In this context there was no urgency or necessity to strike immediately that might have made the departure from Charter norms seem more reasonable.
Of course, Security Council authorization would not have been forthcoming, given the near certainty that Russia would use its veto.
In that sense, assuming the attribution of responsibility for the chemical weapons attack to the Assad regime holds up, which is by no means assured, there is a dilemma presented when the moral and political case for action is strong, but lacks an ample justification in international law.
Of course, international law has for more three decades given way to the dictates of counterterrorism policies, which have featured retaliatory strikes ordered by American presidents without international authorization.
Has this pattern of essentially unchallenged practice by the U.S. Government done away with the legal constraints of the UN Charter?
Some jurists suggest that state practice of this character creates new expectations about the scope of legality of international uses of force by states in addressing security threats posed by non-state actors or by internal threats of state/society atrocities as here and in the Kosovo War of 1999.
In a decentralized world, lacking governmental authority at regional and global levels, it seems regressive to endorse this return to a state of affairs where warfare is discretionary, and international law and respect for the authority of the United Nations are reduced to considerations of convenience and self-interest, and thus, as here, when inconvenient, a powerful state can use force with unconditional impunity in pursuit of its foreign policy goals.
There are also accompanying prudential questions about recourse to a military response in this instance where the intended target is the internationally recognized government of a sovereign state that is engaged in a protracted civil war.

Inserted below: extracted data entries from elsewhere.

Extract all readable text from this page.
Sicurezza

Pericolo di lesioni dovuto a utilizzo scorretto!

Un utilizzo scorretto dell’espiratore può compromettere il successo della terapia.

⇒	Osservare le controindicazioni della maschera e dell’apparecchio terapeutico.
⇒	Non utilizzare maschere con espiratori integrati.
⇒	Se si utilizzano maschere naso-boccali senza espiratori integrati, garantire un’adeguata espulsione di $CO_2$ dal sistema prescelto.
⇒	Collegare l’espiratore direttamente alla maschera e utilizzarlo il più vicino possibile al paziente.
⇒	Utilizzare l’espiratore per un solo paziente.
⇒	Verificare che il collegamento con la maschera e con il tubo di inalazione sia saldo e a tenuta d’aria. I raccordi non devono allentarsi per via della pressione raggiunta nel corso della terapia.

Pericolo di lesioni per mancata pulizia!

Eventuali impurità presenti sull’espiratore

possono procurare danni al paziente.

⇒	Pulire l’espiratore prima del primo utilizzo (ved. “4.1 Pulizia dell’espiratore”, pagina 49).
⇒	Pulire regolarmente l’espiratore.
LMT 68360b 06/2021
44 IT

Is this a further challenge to state-centric world order?
Will the attack magnify the conflict still further rather than deter Assad and make a political compromise more likely?
Will the antagonism of Russia and Iran make it more difficult to bring the conflict to an end by reliance on diplomacy?

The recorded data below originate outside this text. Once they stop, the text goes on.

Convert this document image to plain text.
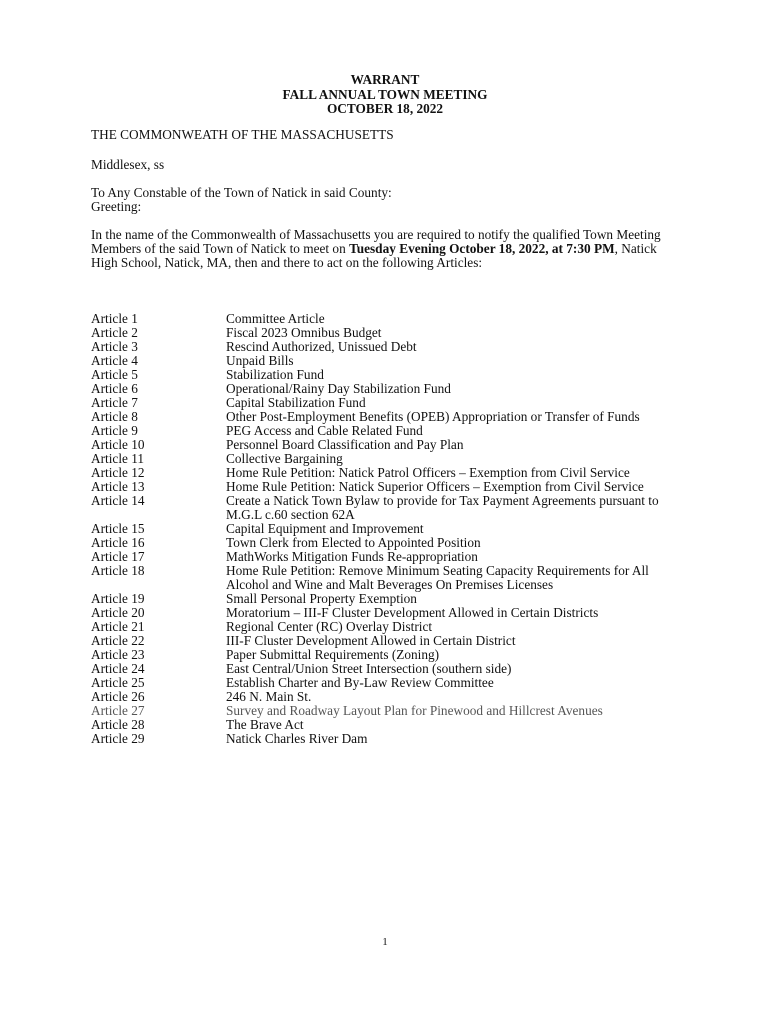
WARRANT
FALL ANNUAL TOWN MEETING
OCTOBER 18, 2022
THE COMMONWEATH OF THE MASSACHUSETTS
Middlesex, ss
To Any Constable of the Town of Natick in said County:
Greeting:
In the name of the Commonwealth of Massachusetts you are required to notify the qualified Town Meeting Members of the said Town of Natick to meet on Tuesday Evening October 18, 2022, at 7:30 PM, Natick High School, Natick, MA, then and there to act on the following Articles:
Article 1	Committee Article
Article 2	Fiscal 2023 Omnibus Budget
Article 3	Rescind Authorized, Unissued Debt
Article 4	Unpaid Bills
Article 5	Stabilization Fund
Article 6	Operational/Rainy Day Stabilization Fund
Article 7	Capital Stabilization Fund
Article 8	Other Post-Employment Benefits (OPEB) Appropriation or Transfer of Funds
Article 9	PEG Access and Cable Related Fund
Article 10	Personnel Board Classification and Pay Plan
Article 11	Collective Bargaining
Article 12	Home Rule Petition: Natick Patrol Officers – Exemption from Civil Service
Article 13	Home Rule Petition: Natick Superior Officers – Exemption from Civil Service
Article 14	Create a Natick Town Bylaw to provide for Tax Payment Agreements pursuant to M.G.L c.60 section 62A
Article 15	Capital Equipment and Improvement
Article 16	Town Clerk from Elected to Appointed Position
Article 17	MathWorks Mitigation Funds Re-appropriation
Article 18	Home Rule Petition: Remove Minimum Seating Capacity Requirements for All Alcohol and Wine and Malt Beverages On Premises Licenses
Article 19	Small Personal Property Exemption
Article 20	Moratorium – III-F Cluster Development Allowed in Certain Districts
Article 21	Regional Center (RC) Overlay District
Article 22	III-F Cluster Development Allowed in Certain District
Article 23	Paper Submittal Requirements (Zoning)
Article 24	East Central/Union Street Intersection (southern side)
Article 25	Establish Charter and By-Law Review Committee
Article 26	246 N. Main St.
Article 27	Survey and Roadway Layout Plan for Pinewood and Hillcrest Avenues
Article 28	The Brave Act
Article 29	Natick Charles River Dam
1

There is no way to answer such questions beyond the observation that where, as here, international law opposes recourse to force, the risks of further escalation are considerable, and the rise of geopolitical tensions inevitable, the presumption should be strongly against a military response.
Then there are domestic questions about whether it is okay for an American president to resort to an international use of force without some sort of Congressional debate and authorization (short of a Declaration of War).

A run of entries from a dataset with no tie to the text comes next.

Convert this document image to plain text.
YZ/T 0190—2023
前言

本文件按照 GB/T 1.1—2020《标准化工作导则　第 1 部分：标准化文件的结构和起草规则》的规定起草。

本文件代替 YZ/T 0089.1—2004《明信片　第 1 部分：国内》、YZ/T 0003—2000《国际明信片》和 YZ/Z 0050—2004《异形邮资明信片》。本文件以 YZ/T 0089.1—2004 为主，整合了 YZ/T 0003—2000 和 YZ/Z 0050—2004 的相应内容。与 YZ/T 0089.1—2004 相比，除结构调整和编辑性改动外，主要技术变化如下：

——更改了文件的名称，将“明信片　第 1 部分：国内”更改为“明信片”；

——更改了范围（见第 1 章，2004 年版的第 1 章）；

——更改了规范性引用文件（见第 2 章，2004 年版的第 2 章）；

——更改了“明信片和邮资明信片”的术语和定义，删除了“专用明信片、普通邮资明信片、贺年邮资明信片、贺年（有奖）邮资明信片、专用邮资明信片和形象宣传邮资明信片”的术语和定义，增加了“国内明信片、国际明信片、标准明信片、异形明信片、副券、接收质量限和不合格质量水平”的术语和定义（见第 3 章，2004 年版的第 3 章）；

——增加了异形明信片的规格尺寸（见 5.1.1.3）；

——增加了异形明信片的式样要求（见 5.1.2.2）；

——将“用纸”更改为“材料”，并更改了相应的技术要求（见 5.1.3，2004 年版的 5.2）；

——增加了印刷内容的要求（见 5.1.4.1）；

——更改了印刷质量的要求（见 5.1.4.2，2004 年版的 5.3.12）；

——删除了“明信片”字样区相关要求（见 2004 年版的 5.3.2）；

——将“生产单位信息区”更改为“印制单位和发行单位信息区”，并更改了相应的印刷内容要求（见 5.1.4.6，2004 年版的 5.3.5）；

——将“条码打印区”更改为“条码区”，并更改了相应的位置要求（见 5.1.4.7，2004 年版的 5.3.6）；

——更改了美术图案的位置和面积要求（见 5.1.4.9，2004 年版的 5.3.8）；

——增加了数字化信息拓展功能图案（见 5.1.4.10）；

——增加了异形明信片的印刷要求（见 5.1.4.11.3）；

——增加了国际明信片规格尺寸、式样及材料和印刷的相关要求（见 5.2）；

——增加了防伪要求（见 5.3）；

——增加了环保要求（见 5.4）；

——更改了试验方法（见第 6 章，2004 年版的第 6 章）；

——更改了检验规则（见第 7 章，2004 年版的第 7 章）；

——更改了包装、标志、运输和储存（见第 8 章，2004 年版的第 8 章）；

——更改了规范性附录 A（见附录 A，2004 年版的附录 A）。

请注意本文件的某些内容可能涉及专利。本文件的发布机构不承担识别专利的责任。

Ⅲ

Again Trump has plenty of precedents for acting without a specific Congressional authorization from the presidencies of Ronald Reagan, Bill Clinton, and George W. Bush. Executive warmaking authority was definitely increased after the 9/11 attacks, and given a limited, although broad, legislative imprimatur in the Authorization for the Use of Military Force (AUMF) statute of 2001.
AUMF is limited to those forces responsible for the 9/11 attacks and ‘associated forces,’ which the Obama presidency interpreted to extend to Al Qaeda wherever located, and without any time horizon. It seems beyond doubt that constitutionalism in the war/peace context has been severely weakened over the course of the last 70 years, and this latest episode just continues the trend.
It would seem that where there is no necessity to act instantly and where there is no formal UN authorization, the underlying republican commitment to checks and balances to avoid abuses of power, should have led Trump to seek authorization from Congress, and in light of his failure to do so, a critical reaction from Congress.
There are two clusters of serious questions raised:
Is this a new turn toward belligerent internationalism by the Trump presidency that will shape the near future of American foreign policy in the Middle East, and possibly elsewhere?
Does the reversion to unilateralism with respect to international uses of force heighten the risks of geopolitical escalation and large-scale warfare, including possibly the threat or use of nuclear weapons?